The company Automatic sells a device that plug into most modern cars and connects a car’s computer to your phone. This connection gives drivers the data they need to maintain their automobiles and become better drivers. Automatic launched a “Pro” version of their product that didn’t require your phone to connect to the internet. It had its own 3G connection.

The feature comparison chart presented by Automatic.
The feature comparison chart that caused more buyers to choose Automatic Lite.

Yet, most people were buying the Lite version. We wanted to find out why.

We asked buyers why they chose the Lite version in a popup survey on the receipt page. We got a lot of feedback, but this comment summed it up best:

A thank-you page survey asked, "What made you choose Automatic Lite over Pro?"
A thank-you page survey asked, “What made you choose Automatic Lite over Pro?”

We didn’t stop with this input. We removed the confusing features from the feature list, and designed an AB test to collect some observational data.

Our AB test tested a shorter feature list, eliminating confusing features.
Our AB test tested a shorter feature list, eliminating confusing features.

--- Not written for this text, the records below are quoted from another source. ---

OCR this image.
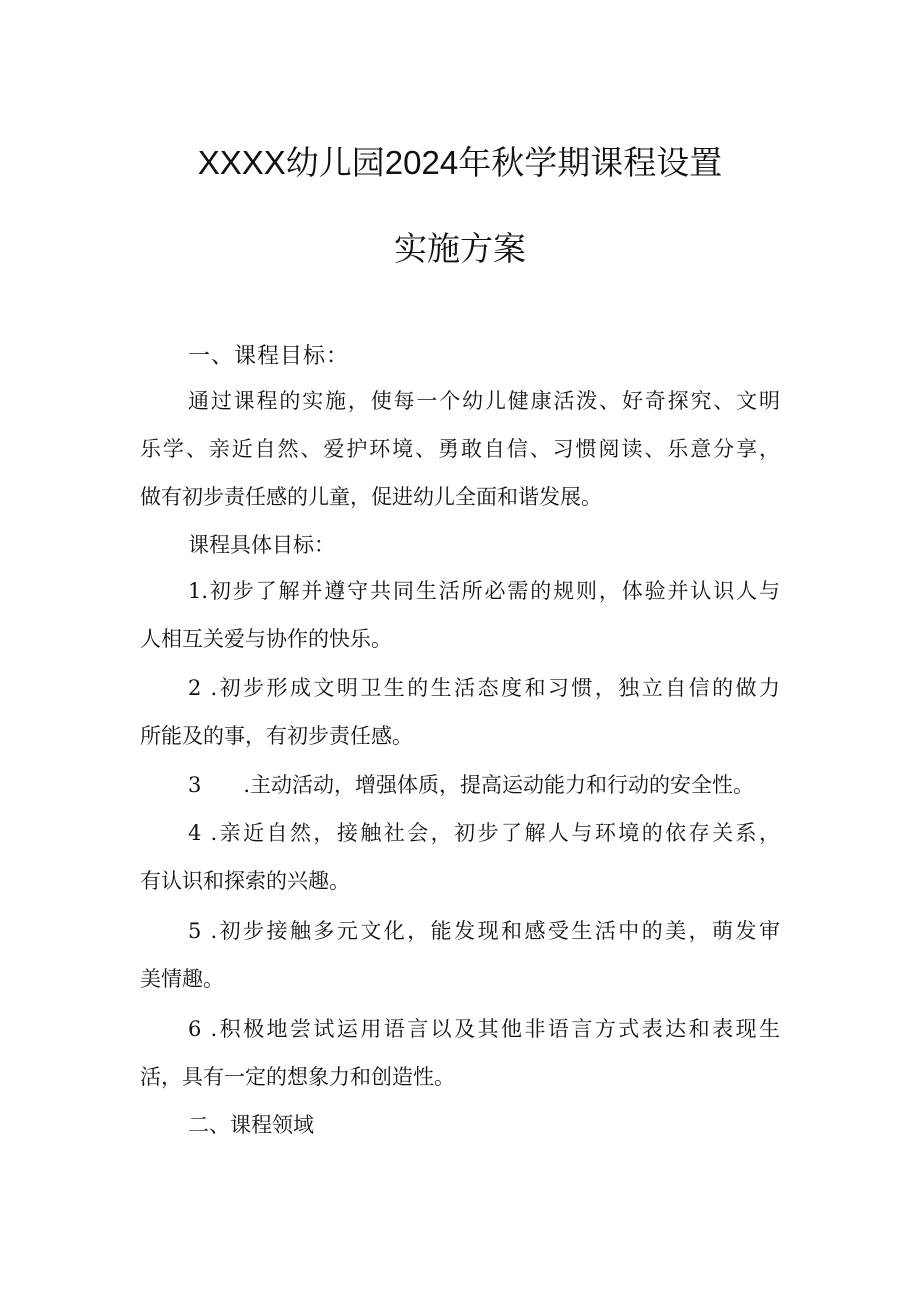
XXXX幼儿园2024年秋学期课程设置
实施方案
一、课程目标：
通过课程的实施，使每一个幼儿健康活泼、好奇探究、文明
乐学、亲近自然、爱护环境、勇敢自信、习惯阅读、乐意分享，
做有初步责任感的儿童，促进幼儿全面和谐发展。
课程具体目标：
1.初步了解并遵守共同生活所必需的规则，体验并认识人与
人相互关爱与协作的快乐。
2 .初步形成文明卫生的生活态度和习惯，独立自信的做力
所能及的事，有初步责任感。
3 .主动活动，增强体质，提高运动能力和行动的安全性。
4 .亲近自然，接触社会，初步了解人与环境的依存关系，
有认识和探索的兴趣。
5 .初步接触多元文化，能发现和感受生活中的美，萌发审
美情趣。
6 .积极地尝试运用语言以及其他非语言方式表达和表现生
活，具有一定的想象力和创造性。
二、课程领域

In an AB test, the visitors don’t even realize that they are being tested. We are simply observing the results of their interactions. In this case, our changes increased conversion rates, and increased sales of the Pro unit as a percentage of overall sales.

Final Thoughts

There has been a lot of focus on AB testing as a marketing tool in recent years. This is because AB tests are designed to follow all of the rules of behavioral data. They are designed to deliver observational, recent data, taken over time from a statistically significant sample of prospects that can be quantitatively analyzed.

As a marketer, you can tap into this innate scientific know-how, using it to predict the performance of your campaigns and make them better.